A Bollywood studio is spending around $100 million to make four versions of Sholay, one of India's most popular movies, local media reported.
The deal is one of the biggest in an industry which operates on low profit margins and spends an average of $1-2 million on a film.
Such was the success of Sholay, a 1975 film about two reformed crooks who save a village from a neurotic, foul-mouthed bandit, that it ran in theatres for years and arguably became the greatest Bollywood film ever made.
The characters -- especially of the tobacco-chewing, maniacal villain with a staccato laughter -- became cinematic legends and inspired scores of films.
The film was repackaged at various times, but an official remake is now going to be made by the Pritish Nandy Communications which has signed a deal with the producers of the original.<b1>
The plan is to film a remake, a prequel, a sequel and an animated version of Sholay.

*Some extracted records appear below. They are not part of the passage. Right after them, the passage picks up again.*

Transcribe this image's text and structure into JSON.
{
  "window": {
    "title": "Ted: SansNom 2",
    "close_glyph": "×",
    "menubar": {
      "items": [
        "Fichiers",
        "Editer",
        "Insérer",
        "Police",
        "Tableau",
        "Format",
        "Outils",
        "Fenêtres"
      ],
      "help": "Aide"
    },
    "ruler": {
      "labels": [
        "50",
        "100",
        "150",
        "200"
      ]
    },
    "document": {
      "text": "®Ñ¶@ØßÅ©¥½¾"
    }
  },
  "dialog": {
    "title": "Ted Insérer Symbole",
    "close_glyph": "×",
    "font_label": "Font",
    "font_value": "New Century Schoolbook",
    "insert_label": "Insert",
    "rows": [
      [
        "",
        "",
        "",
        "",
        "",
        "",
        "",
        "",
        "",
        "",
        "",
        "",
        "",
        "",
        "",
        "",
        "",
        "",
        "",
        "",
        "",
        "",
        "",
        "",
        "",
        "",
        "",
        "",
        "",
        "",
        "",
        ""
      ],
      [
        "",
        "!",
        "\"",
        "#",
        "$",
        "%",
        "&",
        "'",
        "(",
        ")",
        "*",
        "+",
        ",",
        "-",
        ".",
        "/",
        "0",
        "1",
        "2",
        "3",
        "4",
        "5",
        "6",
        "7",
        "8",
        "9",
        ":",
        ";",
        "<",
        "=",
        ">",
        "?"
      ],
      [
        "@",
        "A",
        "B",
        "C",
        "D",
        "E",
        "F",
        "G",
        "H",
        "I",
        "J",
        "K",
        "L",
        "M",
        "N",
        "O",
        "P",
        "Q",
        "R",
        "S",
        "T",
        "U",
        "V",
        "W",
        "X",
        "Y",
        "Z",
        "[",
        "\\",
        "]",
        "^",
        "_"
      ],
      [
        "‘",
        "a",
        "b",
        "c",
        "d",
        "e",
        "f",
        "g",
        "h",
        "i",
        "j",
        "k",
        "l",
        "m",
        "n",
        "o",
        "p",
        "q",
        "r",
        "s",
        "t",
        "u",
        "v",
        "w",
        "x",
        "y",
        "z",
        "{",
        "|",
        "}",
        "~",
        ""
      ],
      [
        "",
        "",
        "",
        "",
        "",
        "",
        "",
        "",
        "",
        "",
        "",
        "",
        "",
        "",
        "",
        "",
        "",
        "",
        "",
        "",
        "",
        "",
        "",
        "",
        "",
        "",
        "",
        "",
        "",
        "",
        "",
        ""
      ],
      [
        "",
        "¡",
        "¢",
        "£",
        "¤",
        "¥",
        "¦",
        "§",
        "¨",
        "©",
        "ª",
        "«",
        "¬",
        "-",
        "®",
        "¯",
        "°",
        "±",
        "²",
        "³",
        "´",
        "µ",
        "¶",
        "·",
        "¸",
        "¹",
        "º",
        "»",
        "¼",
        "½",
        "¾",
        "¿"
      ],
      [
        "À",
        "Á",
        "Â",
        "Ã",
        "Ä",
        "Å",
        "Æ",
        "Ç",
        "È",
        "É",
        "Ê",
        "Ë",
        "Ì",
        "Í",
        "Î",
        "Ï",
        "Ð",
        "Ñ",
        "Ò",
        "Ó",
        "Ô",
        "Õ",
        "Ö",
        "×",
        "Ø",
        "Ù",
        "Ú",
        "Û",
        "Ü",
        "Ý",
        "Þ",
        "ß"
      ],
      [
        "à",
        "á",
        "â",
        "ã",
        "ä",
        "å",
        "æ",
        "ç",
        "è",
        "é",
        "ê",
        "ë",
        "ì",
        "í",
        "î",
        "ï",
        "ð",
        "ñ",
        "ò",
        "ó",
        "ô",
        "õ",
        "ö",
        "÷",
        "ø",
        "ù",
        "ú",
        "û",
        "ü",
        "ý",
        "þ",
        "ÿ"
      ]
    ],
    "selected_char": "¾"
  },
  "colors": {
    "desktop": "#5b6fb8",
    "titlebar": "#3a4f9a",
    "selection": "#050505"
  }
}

"The creatives are being discussed," Pritish Nandy, head of the studio known to promote experimental cinema aimed at multiplex audiences, told Reuters.
"As for the size, it could be $100 million. It could be more, we really don't know at this stage," Nandy said. "But yes, $100 million seems reasonably close to it."
Work on the animated version will start in a month or so. "The remake would start almost simultaneously," Nandy said.
The latest attempt to remake Sholay sparked a copyright controversy.
Filmmaker Ram Gopal Varma, who reversed roles of some of the characters in his remake and added his own to the story, has had to rename the film as Ram Gopal Varma Ki Aag and is releasing it on Friday.